I felt that Anderson would provide an immersive experience, not only to bridge the gap between serving in the military and entering civilian life, but to build relationships that are so necessary in the corporate world. The prestige of the Anderson brand was important because I only wanted to go to a top MBA program. I wanted to be close to my family here in L.A., so Anderson was a great fit for me.

The vibe was very friendly toward veterans, and being able to connect with other veterans at Anderson was invaluable. I wasn’t expecting that deep veterans’ network, and I didn’t feel isolated. Even beyond the veterans at Anderson, I was very surprised to see how receptive my classmates were. I had always imagined that non-military people would clam up or be wary about engaging with veterans, but I didn’t feel that at Anderson.

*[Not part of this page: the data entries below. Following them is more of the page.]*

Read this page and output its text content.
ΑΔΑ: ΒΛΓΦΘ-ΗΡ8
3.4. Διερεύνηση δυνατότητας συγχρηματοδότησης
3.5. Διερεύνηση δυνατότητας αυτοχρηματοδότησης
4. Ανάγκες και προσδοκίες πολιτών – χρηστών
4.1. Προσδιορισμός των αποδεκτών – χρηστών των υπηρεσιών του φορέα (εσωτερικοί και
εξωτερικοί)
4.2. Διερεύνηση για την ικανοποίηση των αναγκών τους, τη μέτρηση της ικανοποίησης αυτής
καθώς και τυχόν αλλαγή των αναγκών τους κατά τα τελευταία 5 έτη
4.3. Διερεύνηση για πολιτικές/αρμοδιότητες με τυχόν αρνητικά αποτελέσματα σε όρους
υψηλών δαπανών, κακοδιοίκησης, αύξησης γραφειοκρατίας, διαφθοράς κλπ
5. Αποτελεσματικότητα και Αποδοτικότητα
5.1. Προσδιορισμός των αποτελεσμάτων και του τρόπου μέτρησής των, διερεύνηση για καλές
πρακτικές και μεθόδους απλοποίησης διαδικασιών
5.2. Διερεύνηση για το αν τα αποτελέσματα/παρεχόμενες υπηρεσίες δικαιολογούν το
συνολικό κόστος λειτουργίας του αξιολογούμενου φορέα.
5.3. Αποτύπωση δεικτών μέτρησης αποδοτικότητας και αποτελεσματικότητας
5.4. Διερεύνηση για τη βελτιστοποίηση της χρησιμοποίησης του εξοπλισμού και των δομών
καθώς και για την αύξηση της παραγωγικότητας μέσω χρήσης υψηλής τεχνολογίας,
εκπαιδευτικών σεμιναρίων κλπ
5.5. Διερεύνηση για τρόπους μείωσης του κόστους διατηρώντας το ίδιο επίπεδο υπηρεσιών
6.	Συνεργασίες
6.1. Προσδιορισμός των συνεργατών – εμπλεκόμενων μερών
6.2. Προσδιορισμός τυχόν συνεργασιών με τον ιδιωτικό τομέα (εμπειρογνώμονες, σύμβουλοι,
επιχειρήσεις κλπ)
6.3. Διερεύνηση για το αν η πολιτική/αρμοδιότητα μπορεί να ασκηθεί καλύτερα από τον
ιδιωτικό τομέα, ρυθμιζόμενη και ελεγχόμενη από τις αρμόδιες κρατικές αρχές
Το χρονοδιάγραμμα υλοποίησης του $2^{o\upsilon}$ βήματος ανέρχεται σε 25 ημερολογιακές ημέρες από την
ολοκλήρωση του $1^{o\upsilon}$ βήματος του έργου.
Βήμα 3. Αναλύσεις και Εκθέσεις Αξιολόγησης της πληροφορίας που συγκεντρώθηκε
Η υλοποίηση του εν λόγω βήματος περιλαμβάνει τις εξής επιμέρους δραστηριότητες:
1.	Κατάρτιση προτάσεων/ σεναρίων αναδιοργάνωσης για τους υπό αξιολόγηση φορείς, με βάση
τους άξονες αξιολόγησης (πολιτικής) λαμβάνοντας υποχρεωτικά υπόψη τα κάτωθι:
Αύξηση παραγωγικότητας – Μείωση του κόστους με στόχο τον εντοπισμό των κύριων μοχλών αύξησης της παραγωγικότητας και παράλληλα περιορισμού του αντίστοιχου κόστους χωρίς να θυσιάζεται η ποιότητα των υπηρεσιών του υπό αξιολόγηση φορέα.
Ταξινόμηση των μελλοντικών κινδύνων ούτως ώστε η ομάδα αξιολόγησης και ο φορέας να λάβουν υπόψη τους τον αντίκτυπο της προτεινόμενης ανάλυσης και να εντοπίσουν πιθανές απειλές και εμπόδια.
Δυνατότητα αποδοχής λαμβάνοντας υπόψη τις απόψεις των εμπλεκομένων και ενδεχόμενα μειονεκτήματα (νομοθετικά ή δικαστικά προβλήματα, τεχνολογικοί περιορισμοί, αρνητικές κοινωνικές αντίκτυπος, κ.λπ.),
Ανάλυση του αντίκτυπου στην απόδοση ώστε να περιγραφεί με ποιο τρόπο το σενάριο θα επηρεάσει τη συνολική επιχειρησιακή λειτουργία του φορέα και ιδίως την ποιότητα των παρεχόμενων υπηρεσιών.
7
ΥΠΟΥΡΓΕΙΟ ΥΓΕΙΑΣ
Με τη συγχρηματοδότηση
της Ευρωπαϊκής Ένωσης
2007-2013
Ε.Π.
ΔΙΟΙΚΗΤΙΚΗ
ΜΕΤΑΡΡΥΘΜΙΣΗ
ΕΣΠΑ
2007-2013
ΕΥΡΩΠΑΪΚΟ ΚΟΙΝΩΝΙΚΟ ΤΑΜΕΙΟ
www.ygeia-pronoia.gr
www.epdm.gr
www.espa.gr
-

Q: What challenges do veterans face when they go back to school and start working in the “real world”?

There are definitely times when you feel alone or like an outsider. Sometimes when you’re with civilians you feel like no one will understand what you’ve been through and you can’t relate to or identify with other people because of that alienation. A lot of times, veterans struggle when transitioning from military service to civilian life because their sense of purpose is lost. Because when we’re in the military we have a higher purpose, we have a mission, and we feel fulfilled knowing that we’re doing what we can to serve our country.

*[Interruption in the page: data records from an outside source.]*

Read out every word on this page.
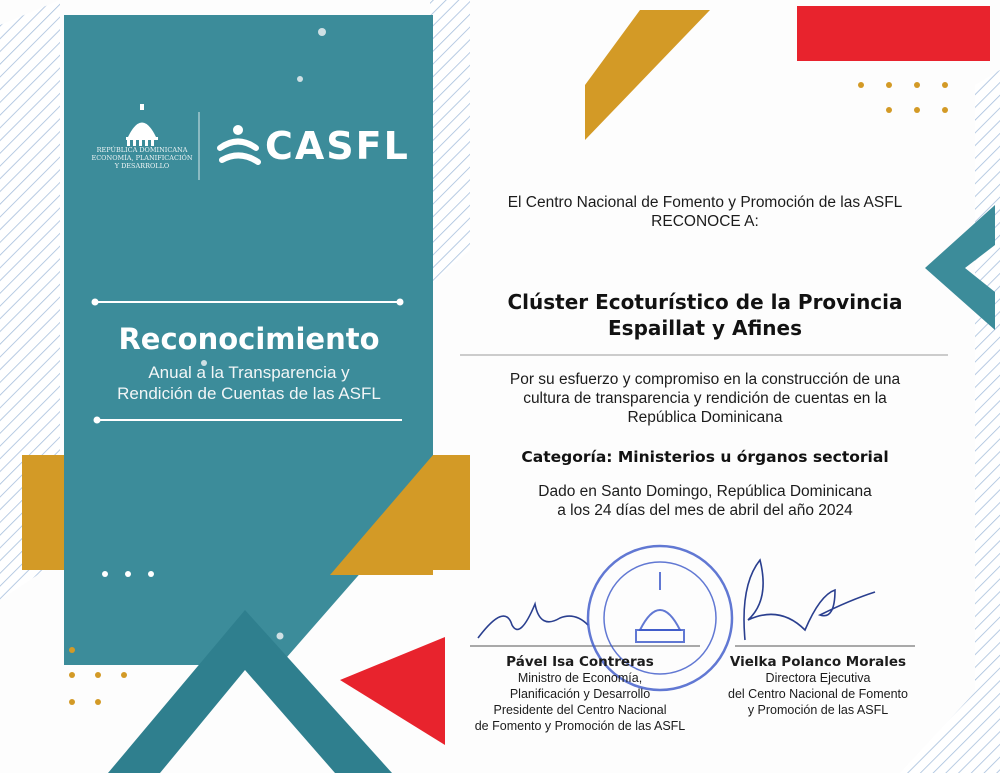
REPÚBLICA DOMINICANA
ECONOMÍA, PLANIFICACIÓN
Y DESARROLLO	CASFL
Reconocimiento
Anual a la Transparencia y
Rendición de Cuentas de las ASFL
El Centro Nacional de Fomento y Promoción de las ASFL
RECONOCE A:
Clúster Ecoturístico de la Provincia
Espaillat y Afines
Por su esfuerzo y compromiso en la construcción de una
cultura de transparencia y rendición de cuentas en la
República Dominicana
Categoría: Ministerios u órganos sectorial
Dado en Santo Domingo, República Dominicana
a los 24 días del mes de abril del año 2024
Pável Isa Contreras
Ministro de Economía,
Planificación y Desarrollo
Presidente del Centro Nacional
de Fomento y Promoción de las ASFL
Vielka Polanco Morales
Directora Ejecutiva
del Centro Nacional de Fomento
y Promoción de las ASFL
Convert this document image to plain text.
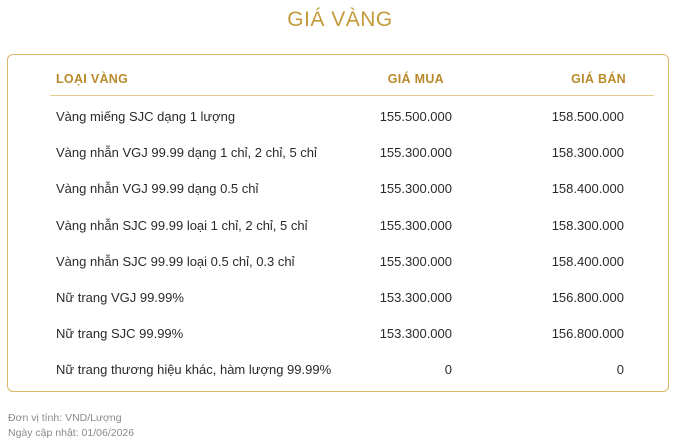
GIÁ VÀNG
LOẠI VÀNG	GIÁ MUA	GIÁ BÁN
Vàng miếng SJC dạng 1 lượng	155.500.000	158.500.000
Vàng nhẫn VGJ 99.99 dạng 1 chỉ, 2 chỉ, 5 chỉ	155.300.000	158.300.000
Vàng nhẫn VGJ 99.99 dạng 0.5 chỉ	155.300.000	158.400.000
Vàng nhẫn SJC 99.99 loại 1 chỉ, 2 chỉ, 5 chỉ	155.300.000	158.300.000
Vàng nhẫn SJC 99.99 loại 0.5 chỉ, 0.3 chỉ	155.300.000	158.400.000
Nữ trang VGJ 99.99%	153.300.000	156.800.000
Nữ trang SJC 99.99%	153.300.000	156.800.000
Nữ trang thương hiệu khác, hàm lượng 99.99%	0	0
Đơn vị tính: VND/Lượng
Ngày cập nhật: 01/06/2026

Q: What lessons did you learn at Anderson that you took into corporate life?

Anderson taught me the hard skills necessary to be able to lead an organization and run a business, from operations and marketing to the supply chain. Learning about all aspects of finance — affordability and margins, and all the different metrics, tools, facets and analyses available — was vital because that gave me the knowledge about what it means to run a business.

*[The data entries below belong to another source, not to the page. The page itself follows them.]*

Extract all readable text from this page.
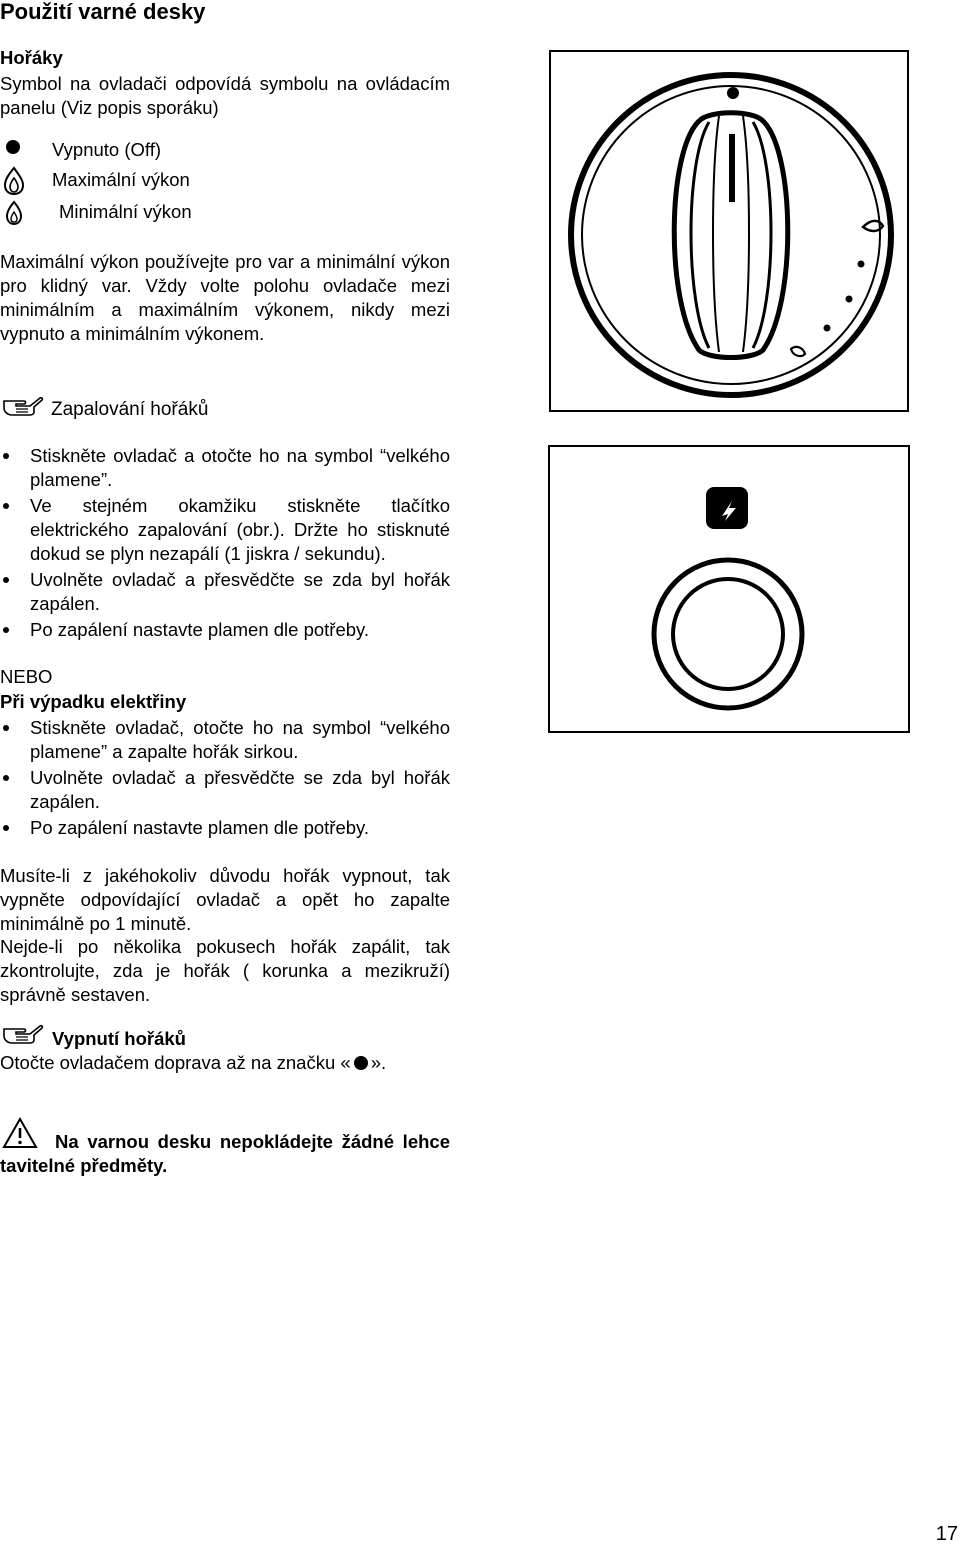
Použití varné desky
Hořáky
Symbol na ovladači odpovídá symbolu na ovládacím panelu (Viz popis sporáku)
Vypnuto (Off)
Maximální výkon
Minimální výkon
Maximální výkon používejte pro var a minimální výkon pro klidný var. Vždy volte polohu ovladače mezi minimálním a maximálním výkonem, nikdy mezi vypnuto a minimálním výkonem.
Zapalování hořáků
Stiskněte ovladač a otočte ho na symbol “velkého plamene”.
Ve stejném okamžiku stiskněte tlačítko elektrického zapalování (obr.). Držte ho stisknuté dokud se plyn nezapálí (1 jiskra / sekundu).
Uvolněte ovladač a přesvědčte se zda byl hořák zapálen.
Po zapálení nastavte plamen dle potřeby.
NEBO
Při výpadku elektřiny
Stiskněte ovladač, otočte ho na symbol “velkého plamene” a zapalte hořák sirkou.
Uvolněte ovladač a přesvědčte se zda byl hořák zapálen.
Po zapálení nastavte plamen dle potřeby.
Musíte-li z jakéhokoliv důvodu hořák vypnout, tak vypněte odpovídající ovladač a opět ho zapalte minimálně po 1 minutě.
Nejde-li po několika pokusech hořák zapálit, tak zkontrolujte, zda je hořák ( korunka a mezikruží) správně sestaven.
Vypnutí hořáků
Otočte ovladačem doprava až na značku « ».
Na varnou desku nepokládejte žádné lehce tavitelné předměty.
17
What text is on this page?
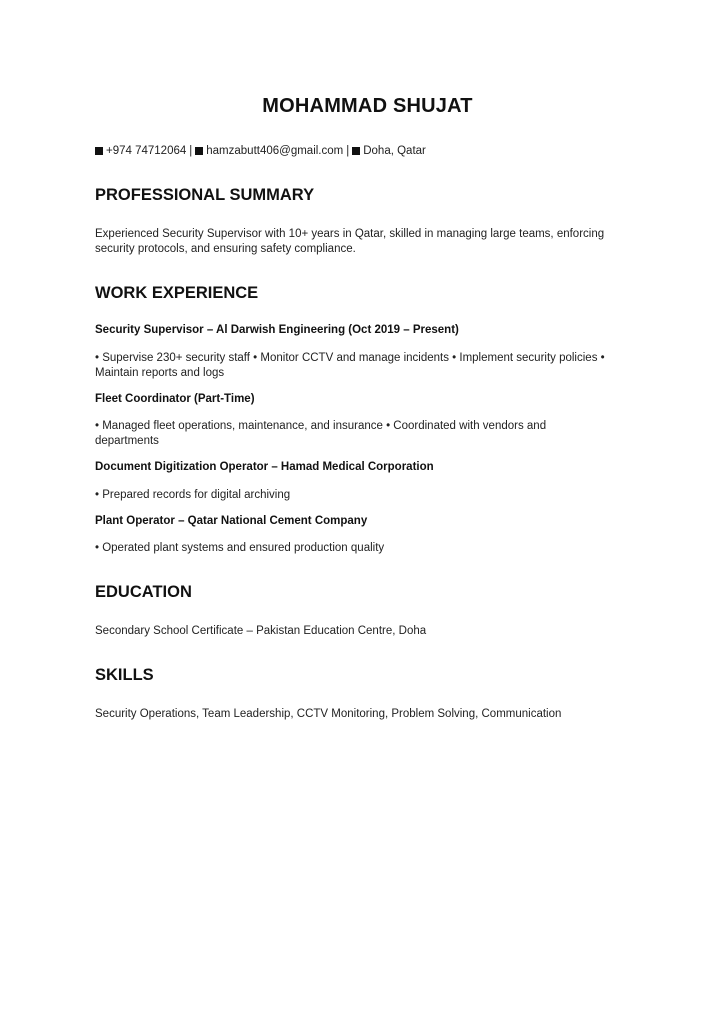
MOHAMMAD SHUJAT
+974 74712064 | hamzabutt406@gmail.com | Doha, Qatar
PROFESSIONAL SUMMARY

Experienced Security Supervisor with 10+ years in Qatar, skilled in managing large teams, enforcing security protocols, and ensuring safety compliance.

WORK EXPERIENCE

Security Supervisor – Al Darwish Engineering (Oct 2019 – Present)

• Supervise 230+ security staff • Monitor CCTV and manage incidents • Implement security policies • Maintain reports and logs

Fleet Coordinator (Part-Time)

• Managed fleet operations, maintenance, and insurance • Coordinated with vendors and departments

Document Digitization Operator – Hamad Medical Corporation

• Prepared records for digital archiving

Plant Operator – Qatar National Cement Company

• Operated plant systems and ensured production quality

EDUCATION

Secondary School Certificate – Pakistan Education Centre, Doha

SKILLS

Security Operations, Team Leadership, CCTV Monitoring, Problem Solving, Communication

A lot of people say that what you learn in school is only good in the classroom and that you won’t apply it in real life. But after my Anderson experience, when I started working at Intel as finance manager, everything I learned at Anderson was directly applicable. I referred to my class notes to remind myself of the principles of finance: NPV [net present value] analysis, IRR [internal rate of return], a lot of sensitivity analysis, all the data models. It was an invaluable resource that helped drive important decisions during my career at Intel.

Q: What brought you from Intel to your current position as director of facility operations at the L.A. County Department of Health Services?

This job came about because a classmate at Anderson reached out to me about the position. I couldn’t turn away from the service aspect of it. This is my hometown, and this felt like a great opportunity to help the more challenged patient population of L.A. County — even as we streamline operations at our four hospitals and 23 health centers, and try to be more fiscally sound with taxpayers’ money.

Q: How has the pandemic affected your job?

It validates my choice to pivot toward health care. Tech is providing a lot of value by creating great products to help folks during this pandemic. However, working at the Department of Health Services feels like I’m working on the front lines again. It reminds me of my time in the military service and why I chose to join the Army. It feels very satisfying to be able to contribute to this effort, this mission, on the front lines of the pandemic. It’s been very fulfilling, even though there’s a lot of work to do.